This bill made it a federal crime to trespass on the White House grounds, and it made other minor changes to an existing law.
This bill amended a previously existing law, which can be read here, that was also about establishing a crime of being in restricted areas protected by the Secret Service. This bill's only significant change was adding the White House to the list of restricted places.
What this bill changed
The House committee report for this bill explained:
"[T]here is no Federal law that expressly prohibits unlawful entry to the White House and its grounds or the Vice President's residence and its grounds. The Secret Service must therefore rely upon a provision in the District of Columbia Code, which addresses only minor misdemeanor infractions, when someone attempts to or successfully trespasses upon the grounds of the White House or Vice President's residence."
In other words, trespassing on the White House grounds was not a federal crime until this bill's enactment, and prior to then trespassing was prosecuted as a municipal misdemeanor.
The existing law
The other provisions in this bill regarding restricted grounds temporarily protected by the Secret Service were already a matter of law.
Some say those existing provisions made protests illegal at political events where the Secret Service is protecting a candidate for office.

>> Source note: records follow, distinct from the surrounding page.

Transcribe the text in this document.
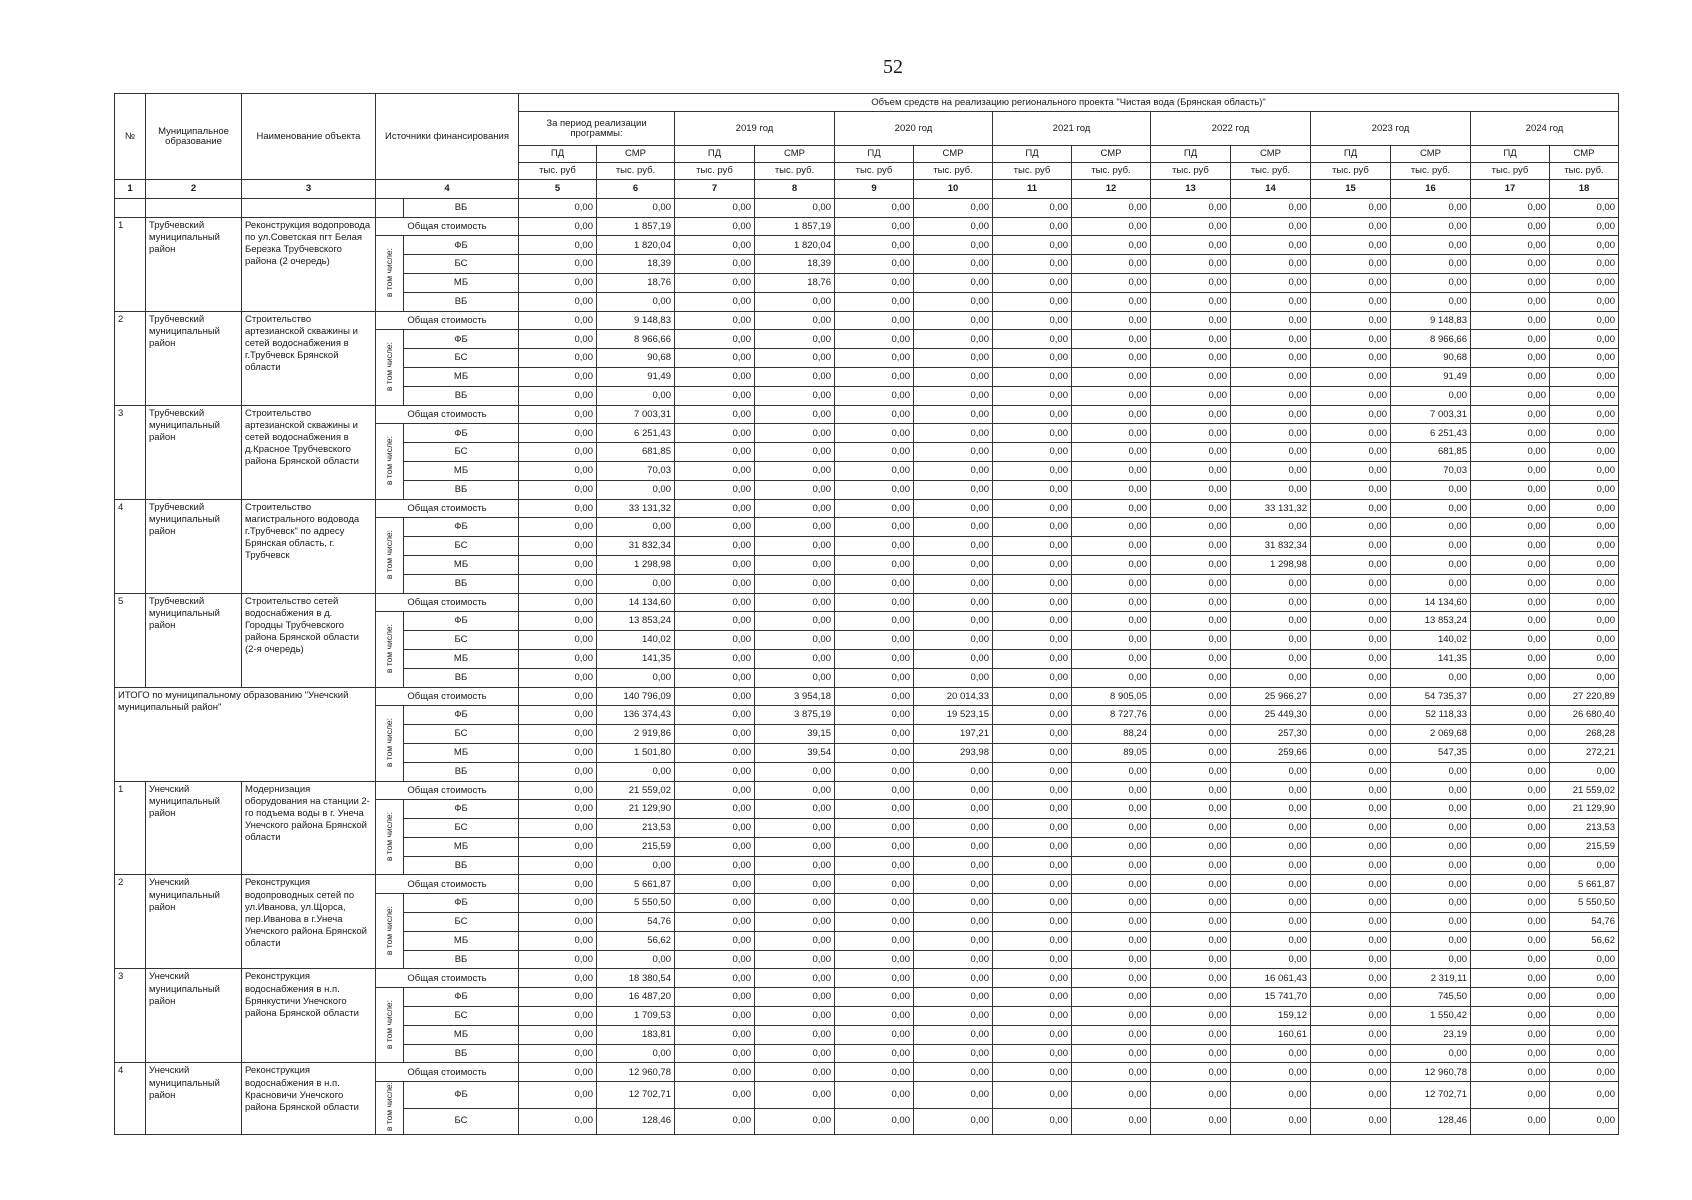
52
№	Муниципальное образование	Наименование объекта	Источники финансирования		Объем средств на реализацию регионального проекта "Чистая вода (Брянская область)"													
					За период реализации программы:		2019 год		2020 год		2021 год		2022 год		2023 год		2024 год	
					ПД	СМР	ПД	СМР	ПД	СМР	ПД	СМР	ПД	СМР	ПД	СМР	ПД	СМР
					тыс. руб	тыс. руб.	тыс. руб	тыс. руб.	тыс. руб	тыс. руб.	тыс. руб	тыс. руб.	тыс. руб	тыс. руб.	тыс. руб	тыс. руб.	тыс. руб	тыс. руб.
1	2	3	4		5	6	7	8	9	10	11	12	13	14	15	16	17	18
				ВБ	0,00	0,00	0,00	0,00	0,00	0,00	0,00	0,00	0,00	0,00	0,00	0,00	0,00	0,00
1	Трубчевский муниципальный район	Реконструкция водопровода по ул.Советская пгт Белая Березка Трубчевского района (2 очередь)	Общая стоимость		0,00	1 857,19	0,00	1 857,19	0,00	0,00	0,00	0,00	0,00	0,00	0,00	0,00	0,00	0,00
			в том числе:	ФБ	0,00	1 820,04	0,00	1 820,04	0,00	0,00	0,00	0,00	0,00	0,00	0,00	0,00	0,00	0,00
				БС	0,00	18,39	0,00	18,39	0,00	0,00	0,00	0,00	0,00	0,00	0,00	0,00	0,00	0,00
				МБ	0,00	18,76	0,00	18,76	0,00	0,00	0,00	0,00	0,00	0,00	0,00	0,00	0,00	0,00
				ВБ	0,00	0,00	0,00	0,00	0,00	0,00	0,00	0,00	0,00	0,00	0,00	0,00	0,00	0,00
2	Трубчевский муниципальный район	Строительство артезианской скважины и сетей водоснабжения в г.Трубчевск Брянской области	Общая стоимость		0,00	9 148,83	0,00	0,00	0,00	0,00	0,00	0,00	0,00	0,00	0,00	9 148,83	0,00	0,00
			в том числе:	ФБ	0,00	8 966,66	0,00	0,00	0,00	0,00	0,00	0,00	0,00	0,00	0,00	8 966,66	0,00	0,00
				БС	0,00	90,68	0,00	0,00	0,00	0,00	0,00	0,00	0,00	0,00	0,00	90,68	0,00	0,00
				МБ	0,00	91,49	0,00	0,00	0,00	0,00	0,00	0,00	0,00	0,00	0,00	91,49	0,00	0,00
				ВБ	0,00	0,00	0,00	0,00	0,00	0,00	0,00	0,00	0,00	0,00	0,00	0,00	0,00	0,00
3	Трубчевский муниципальный район	Строительство артезианской скважины и сетей водоснабжения в д.Красное Трубчевского района Брянской области	Общая стоимость		0,00	7 003,31	0,00	0,00	0,00	0,00	0,00	0,00	0,00	0,00	0,00	7 003,31	0,00	0,00
			в том числе:	ФБ	0,00	6 251,43	0,00	0,00	0,00	0,00	0,00	0,00	0,00	0,00	0,00	6 251,43	0,00	0,00
				БС	0,00	681,85	0,00	0,00	0,00	0,00	0,00	0,00	0,00	0,00	0,00	681,85	0,00	0,00
				МБ	0,00	70,03	0,00	0,00	0,00	0,00	0,00	0,00	0,00	0,00	0,00	70,03	0,00	0,00
				ВБ	0,00	0,00	0,00	0,00	0,00	0,00	0,00	0,00	0,00	0,00	0,00	0,00	0,00	0,00
4	Трубчевский муниципальный район	Строительство магистрального водовода г.Трубчевск" по адресу Брянская область, г. Трубчевск	Общая стоимость		0,00	33 131,32	0,00	0,00	0,00	0,00	0,00	0,00	0,00	33 131,32	0,00	0,00	0,00	0,00
			в том числе:	ФБ	0,00	0,00	0,00	0,00	0,00	0,00	0,00	0,00	0,00	0,00	0,00	0,00	0,00	0,00
				БС	0,00	31 832,34	0,00	0,00	0,00	0,00	0,00	0,00	0,00	31 832,34	0,00	0,00	0,00	0,00
				МБ	0,00	1 298,98	0,00	0,00	0,00	0,00	0,00	0,00	0,00	1 298,98	0,00	0,00	0,00	0,00
				ВБ	0,00	0,00	0,00	0,00	0,00	0,00	0,00	0,00	0,00	0,00	0,00	0,00	0,00	0,00
5	Трубчевский муниципальный район	Строительство сетей водоснабжения в д. Городцы Трубчевского района Брянской области (2-я очередь)	Общая стоимость		0,00	14 134,60	0,00	0,00	0,00	0,00	0,00	0,00	0,00	0,00	0,00	14 134,60	0,00	0,00
			в том числе:	ФБ	0,00	13 853,24	0,00	0,00	0,00	0,00	0,00	0,00	0,00	0,00	0,00	13 853,24	0,00	0,00
				БС	0,00	140,02	0,00	0,00	0,00	0,00	0,00	0,00	0,00	0,00	0,00	140,02	0,00	0,00
				МБ	0,00	141,35	0,00	0,00	0,00	0,00	0,00	0,00	0,00	0,00	0,00	141,35	0,00	0,00
				ВБ	0,00	0,00	0,00	0,00	0,00	0,00	0,00	0,00	0,00	0,00	0,00	0,00	0,00	0,00
ИТОГО по муниципальному образованию "Унечский муниципальный район"			Общая стоимость		0,00	140 796,09	0,00	3 954,18	0,00	20 014,33	0,00	8 905,05	0,00	25 966,27	0,00	54 735,37	0,00	27 220,89
			в том числе:	ФБ	0,00	136 374,43	0,00	3 875,19	0,00	19 523,15	0,00	8 727,76	0,00	25 449,30	0,00	52 118,33	0,00	26 680,40
				БС	0,00	2 919,86	0,00	39,15	0,00	197,21	0,00	88,24	0,00	257,30	0,00	2 069,68	0,00	268,28
				МБ	0,00	1 501,80	0,00	39,54	0,00	293,98	0,00	89,05	0,00	259,66	0,00	547,35	0,00	272,21
				ВБ	0,00	0,00	0,00	0,00	0,00	0,00	0,00	0,00	0,00	0,00	0,00	0,00	0,00	0,00
1	Унечский муниципальный район	Модернизация оборудования на станции 2-го подъема воды в г. Унеча Унечского района Брянской области	Общая стоимость		0,00	21 559,02	0,00	0,00	0,00	0,00	0,00	0,00	0,00	0,00	0,00	0,00	0,00	21 559,02
			в том числе:	ФБ	0,00	21 129,90	0,00	0,00	0,00	0,00	0,00	0,00	0,00	0,00	0,00	0,00	0,00	21 129,90
				БС	0,00	213,53	0,00	0,00	0,00	0,00	0,00	0,00	0,00	0,00	0,00	0,00	0,00	213,53
				МБ	0,00	215,59	0,00	0,00	0,00	0,00	0,00	0,00	0,00	0,00	0,00	0,00	0,00	215,59
				ВБ	0,00	0,00	0,00	0,00	0,00	0,00	0,00	0,00	0,00	0,00	0,00	0,00	0,00	0,00
2	Унечский муниципальный район	Реконструкция водопроводных сетей по ул.Иванова, ул.Щорса, пер.Иванова в г.Унеча Унечского района Брянской области	Общая стоимость		0,00	5 661,87	0,00	0,00	0,00	0,00	0,00	0,00	0,00	0,00	0,00	0,00	0,00	5 661,87
			в том числе:	ФБ	0,00	5 550,50	0,00	0,00	0,00	0,00	0,00	0,00	0,00	0,00	0,00	0,00	0,00	5 550,50
				БС	0,00	54,76	0,00	0,00	0,00	0,00	0,00	0,00	0,00	0,00	0,00	0,00	0,00	54,76
				МБ	0,00	56,62	0,00	0,00	0,00	0,00	0,00	0,00	0,00	0,00	0,00	0,00	0,00	56,62
				ВБ	0,00	0,00	0,00	0,00	0,00	0,00	0,00	0,00	0,00	0,00	0,00	0,00	0,00	0,00
3	Унечский муниципальный район	Реконструкция водоснабжения в н.п. Брянкустичи Унечского района Брянской области	Общая стоимость		0,00	18 380,54	0,00	0,00	0,00	0,00	0,00	0,00	0,00	16 061,43	0,00	2 319,11	0,00	0,00
			в том числе:	ФБ	0,00	16 487,20	0,00	0,00	0,00	0,00	0,00	0,00	0,00	15 741,70	0,00	745,50	0,00	0,00
				БС	0,00	1 709,53	0,00	0,00	0,00	0,00	0,00	0,00	0,00	159,12	0,00	1 550,42	0,00	0,00
				МБ	0,00	183,81	0,00	0,00	0,00	0,00	0,00	0,00	0,00	160,61	0,00	23,19	0,00	0,00
				ВБ	0,00	0,00	0,00	0,00	0,00	0,00	0,00	0,00	0,00	0,00	0,00	0,00	0,00	0,00
4	Унечский муниципальный район	Реконструкция водоснабжения в н.п. Красновичи Унечского района Брянской области	Общая стоимость		0,00	12 960,78	0,00	0,00	0,00	0,00	0,00	0,00	0,00	0,00	0,00	12 960,78	0,00	0,00
			в том числе:	ФБ	0,00	12 702,71	0,00	0,00	0,00	0,00	0,00	0,00	0,00	0,00	0,00	12 702,71	0,00	0,00
				БС	0,00	128,46	0,00	0,00	0,00	0,00	0,00	0,00	0,00	0,00	0,00	128,46	0,00	0,00
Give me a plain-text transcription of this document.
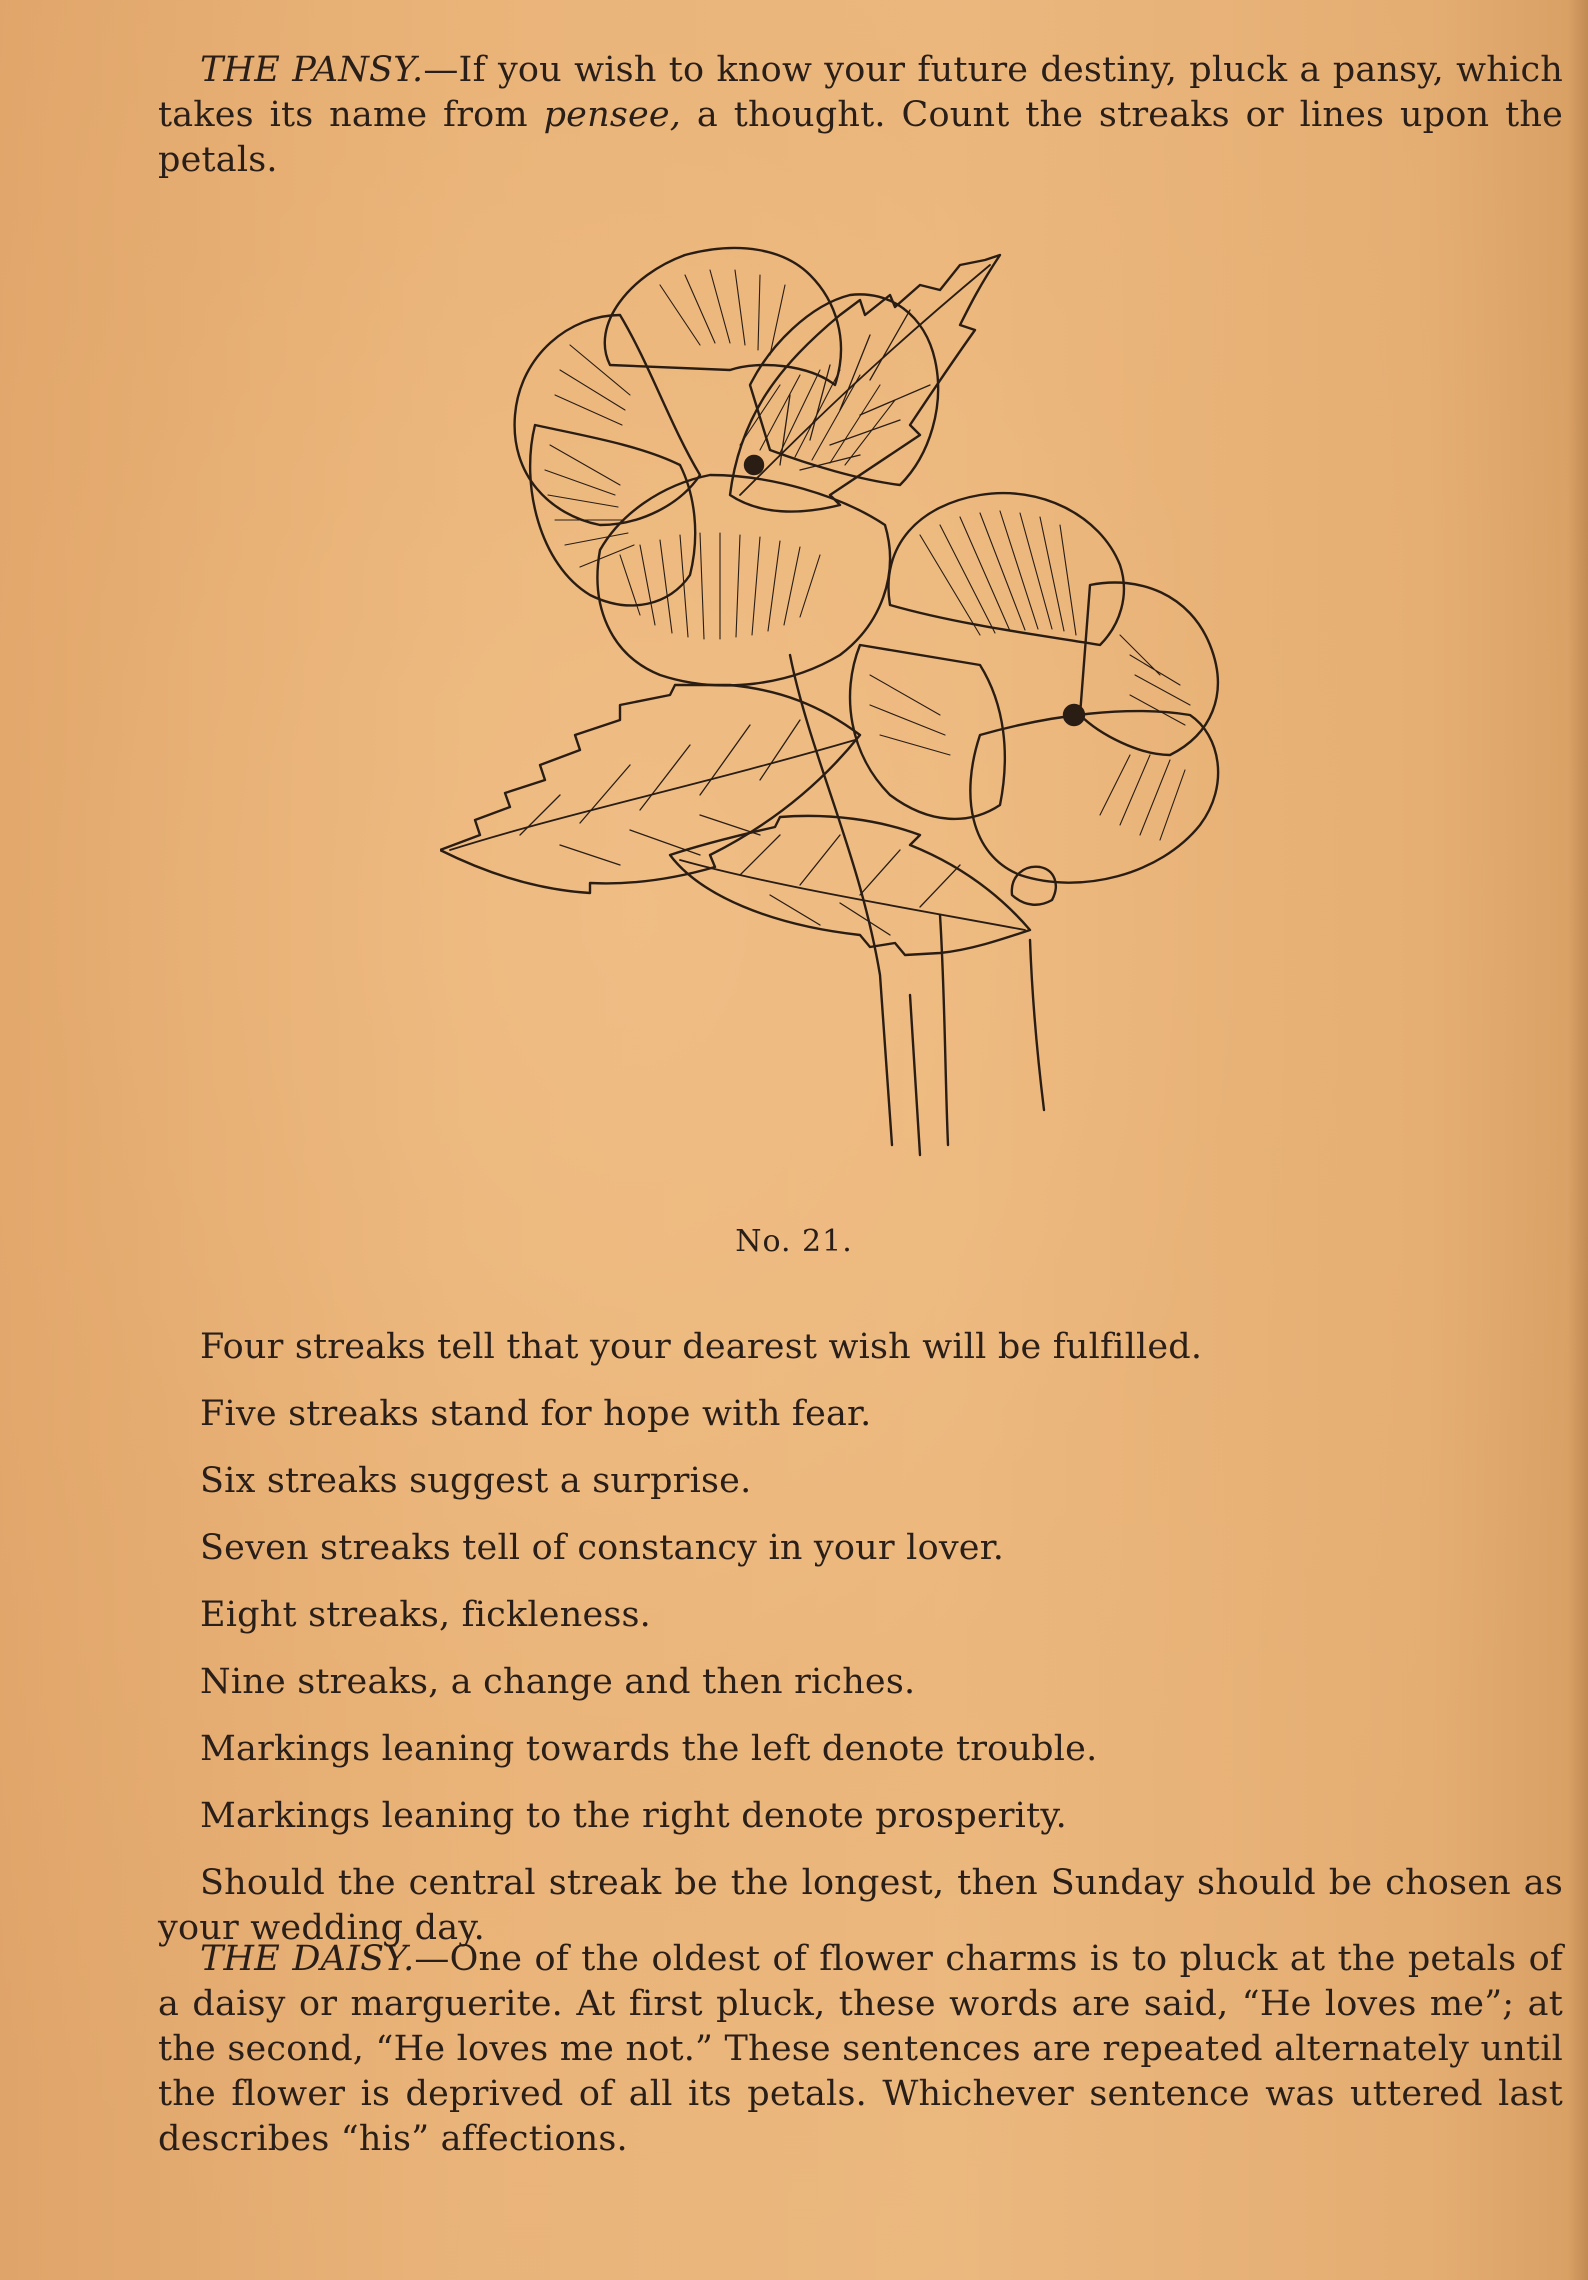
THE PANSY.—If you wish to know your future destiny, pluck a pansy, which takes its name from pensee, a thought. Count the streaks or lines upon the petals.

No. 21.
Four streaks tell that your dearest wish will be fulfilled.
Five streaks stand for hope with fear.
Six streaks suggest a surprise.
Seven streaks tell of constancy in your lover.
Eight streaks, fickleness.
Nine streaks, a change and then riches.
Markings leaning towards the left denote trouble.
Markings leaning to the right denote prosperity.
Should the central streak be the longest, then Sunday should be chosen as your wedding day.

THE DAISY.—One of the oldest of flower charms is to pluck at the petals of a daisy or marguerite. At first pluck, these words are said, “He loves me”; at the second, “He loves me not.” These sentences are repeated alternately until the flower is deprived of all its petals. Whichever sentence was uttered last describes “his” affections.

Our understanding is that this is incorrect. The law applies to "cordoned off" areas or where a restriction is posted and where the general public has been cleared from. Additionally, it is unlikely the courts would uphold a restriction on access based on a political viewpoint.
- Added "the White House or its grounds, or the Vice President’s official residence or its grounds" to the list of restricted areas.
- Removed a section specifying federal jurisdiction of the offense -- we don't know why that is or if it has any practical significance.
- Made other technical corrections that appear to us to be non-substantive.
Bills titled "Improvement Act" are often minor adjustments to laws to add clarity without changing the underlying intent of the law. Provisions in this bill were first introduced in a bill in 2009.
This bill was also covered by Snopes and analyzed by the ACLU, although we don't agree with all aspects of those analyses.